夏季高温高湿条件下,产房是规模化猪场热应激损失最集中的车间。与保育、育肥舍相比,产房的热应激损失具有两个特征:其一,多点同时计提——采食量、泌乳量、仔猪增重、繁殖指标在同一热事件中同步受损;其二,跨期延迟显现——最严重的损失(断奶至发情间隔延长、下一胎窝产仔数下降)往往在热事件结束后1–3个月才进入生产报表。这两个特征导致热应激的真实成本长期被系统性低估。
一、采食量损失:具有明确剂量-反应关系
哺乳母猪的等热区上限约为 18–22°C,显著低于产房实际运行温度。环境温度越过等热区上限后,采食量立即下降,且下降斜率随温度区间升高而增大。Quiniou与 Noblet(1999)基于其试验群体建立的分段回归模型给出:18°C以上每升高 1°C,经产哺乳母猪日采食量下降约154g;25°C以上,下降斜率增至约385 g/(d·°C)——该斜率为特定群体与条件下的估算值,实际应用中受基因型、饲养密度与湿度等因素影响。
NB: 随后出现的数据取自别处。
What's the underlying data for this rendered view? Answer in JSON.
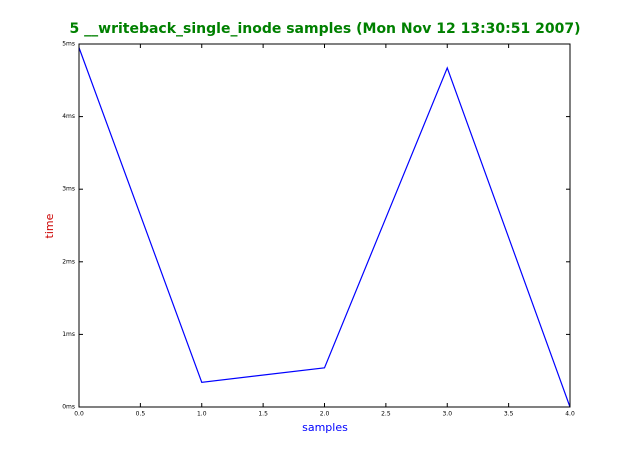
{
  "chart_data": {
    "type": "line",
    "title": "5 __writeback_single_inode samples (Mon Nov 12 13:30:51 2007)",
    "x_label": "samples",
    "y_label": "time",
    "x": [
      0,
      1,
      2,
      3,
      4
    ],
    "series": [
      {
        "name": "time",
        "color": "#0000ff",
        "values": [
          4.95,
          0.34,
          0.54,
          4.67,
          0
        ]
      }
    ],
    "xlim": [
      0,
      4
    ],
    "xticks": [
      {
        "value": 0,
        "label": "0.0"
      },
      0.5,
      {
        "value": 1,
        "label": "1.0"
      },
      1.5,
      {
        "value": 2,
        "label": "2.0"
      },
      2.5,
      {
        "value": 3,
        "label": "3.0"
      },
      3.5,
      {
        "value": 4,
        "label": "4.0"
      }
    ],
    "ylim": [
      0,
      5
    ],
    "yticks": [
      {
        "value": 0,
        "label": "0ms"
      },
      {
        "value": 1,
        "label": "1ms"
      },
      {
        "value": 2,
        "label": "2ms"
      },
      {
        "value": 3,
        "label": "3ms"
      },
      {
        "value": 4,
        "label": "4ms"
      },
      {
        "value": 5,
        "label": "5ms"
      }
    ]
  }
}
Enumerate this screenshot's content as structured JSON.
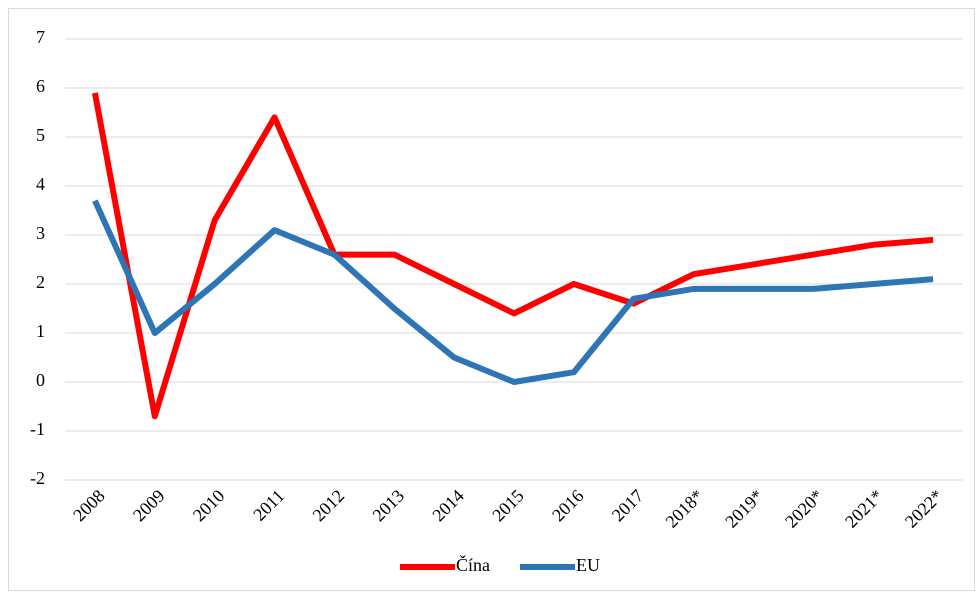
{
  "chart_data": {
    "type": "line",
    "categories": [
      "2008",
      "2009",
      "2010",
      "2011",
      "2012",
      "2013",
      "2014",
      "2015",
      "2016",
      "2017",
      "2018*",
      "2019*",
      "2020*",
      "2021*",
      "2022*"
    ],
    "series": [
      {
        "name": "Čína",
        "color": "#ff0000",
        "values": [
          5.9,
          -0.7,
          3.3,
          5.4,
          2.6,
          2.6,
          2.0,
          1.4,
          2.0,
          1.6,
          2.2,
          2.4,
          2.6,
          2.8,
          2.9
        ]
      },
      {
        "name": "EU",
        "color": "#2e75b6",
        "values": [
          3.7,
          1.0,
          2.0,
          3.1,
          2.6,
          1.5,
          0.5,
          0.0,
          0.2,
          1.7,
          1.9,
          1.9,
          1.9,
          2.0,
          2.1
        ]
      }
    ],
    "ylim": [
      -2,
      7
    ],
    "yticks": [
      -2,
      -1,
      0,
      1,
      2,
      3,
      4,
      5,
      6,
      7
    ],
    "grid": true,
    "legend": "bottom"
  }
}
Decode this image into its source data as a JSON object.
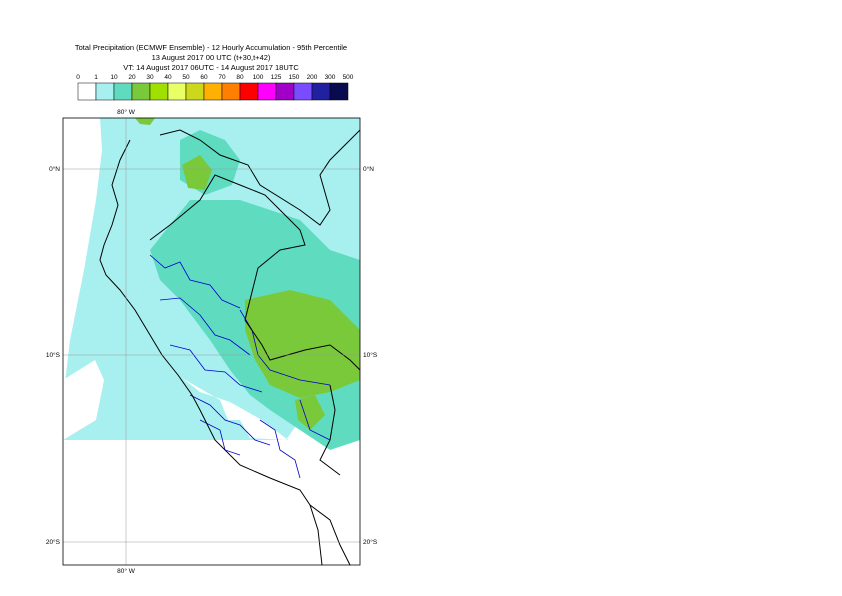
{
  "title": {
    "line1": "Total Precipitation (ECMWF Ensemble) - 12 Hourly Accumulation - 95th Percentile",
    "line2": "13 August 2017 00 UTC (t+30,t+42)",
    "line3": "VT: 14 August 2017 06UTC - 14 August 2017 18UTC"
  },
  "legend": {
    "thresholds": [
      "0",
      "1",
      "10",
      "20",
      "30",
      "40",
      "50",
      "60",
      "70",
      "80",
      "100",
      "125",
      "150",
      "200",
      "300",
      "500"
    ],
    "colors": [
      "#ffffff",
      "#a8f0f0",
      "#5fdcc0",
      "#7ac93b",
      "#9fe000",
      "#e8ff66",
      "#ccd81a",
      "#ffb000",
      "#ff7f00",
      "#ff0000",
      "#ff00ff",
      "#a000c8",
      "#7a4cff",
      "#2020a0",
      "#0a0a50"
    ]
  },
  "map": {
    "lon_labels": {
      "top": "80° W",
      "bottom": "80° W"
    },
    "lat_labels": [
      "0°N",
      "10°S",
      "20°S"
    ],
    "colors": {
      "land": "#ffffff",
      "light": "#a8f0f0",
      "medium": "#5fdcc0",
      "heavy": "#7ac93b",
      "border_national": "#000000",
      "border_regional": "#0000cc",
      "grid": "#999999"
    }
  }
}
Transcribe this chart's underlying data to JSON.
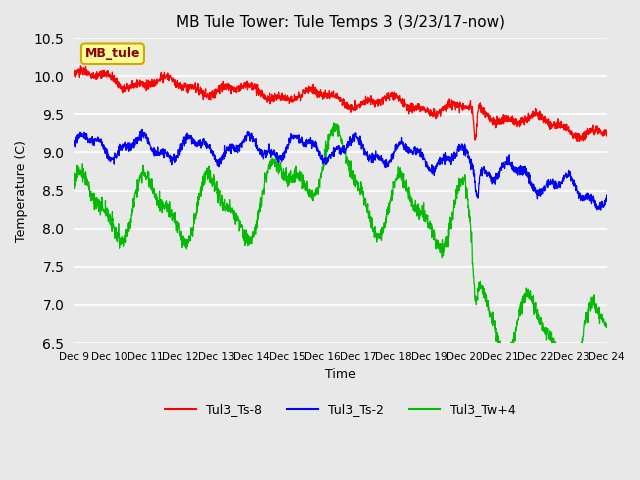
{
  "title": "MB Tule Tower: Tule Temps 3 (3/23/17-now)",
  "xlabel": "Time",
  "ylabel": "Temperature (C)",
  "ylim": [
    6.5,
    10.5
  ],
  "xlim": [
    0,
    15
  ],
  "yticks": [
    6.5,
    7.0,
    7.5,
    8.0,
    8.5,
    9.0,
    9.5,
    10.0,
    10.5
  ],
  "xtick_labels": [
    "Dec 9",
    "Dec 10",
    "Dec 11",
    "Dec 12",
    "Dec 13",
    "Dec 14",
    "Dec 15",
    "Dec 16",
    "Dec 17",
    "Dec 18",
    "Dec 19",
    "Dec 20",
    "Dec 21",
    "Dec 22",
    "Dec 23",
    "Dec 24"
  ],
  "bg_color": "#e8e8e8",
  "plot_bg_color": "#e8e8e8",
  "grid_color": "#ffffff",
  "legend_items": [
    "Tul3_Ts-8",
    "Tul3_Ts-2",
    "Tul3_Tw+4"
  ],
  "legend_colors": [
    "#ff0000",
    "#0000ff",
    "#00bb00"
  ],
  "inset_label": "MB_tule",
  "inset_bg": "#ffff99",
  "inset_border": "#ccaa00"
}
Bjerg 等(2020)对 1977–2001 年间 13 项研究的汇总显示:热中性条件(18–24°C)与高温条件(27–32°C)相比,哺乳母猪采食量平均相差 33.4%。Dourmad 等(2022)与 Ribeiro 等(2018)的两项荟萃分析分别确认:22°C 升至 32°C 时采食量累计下降 36%[1];环境温度每升高 1°C,日均采食量减少约148g。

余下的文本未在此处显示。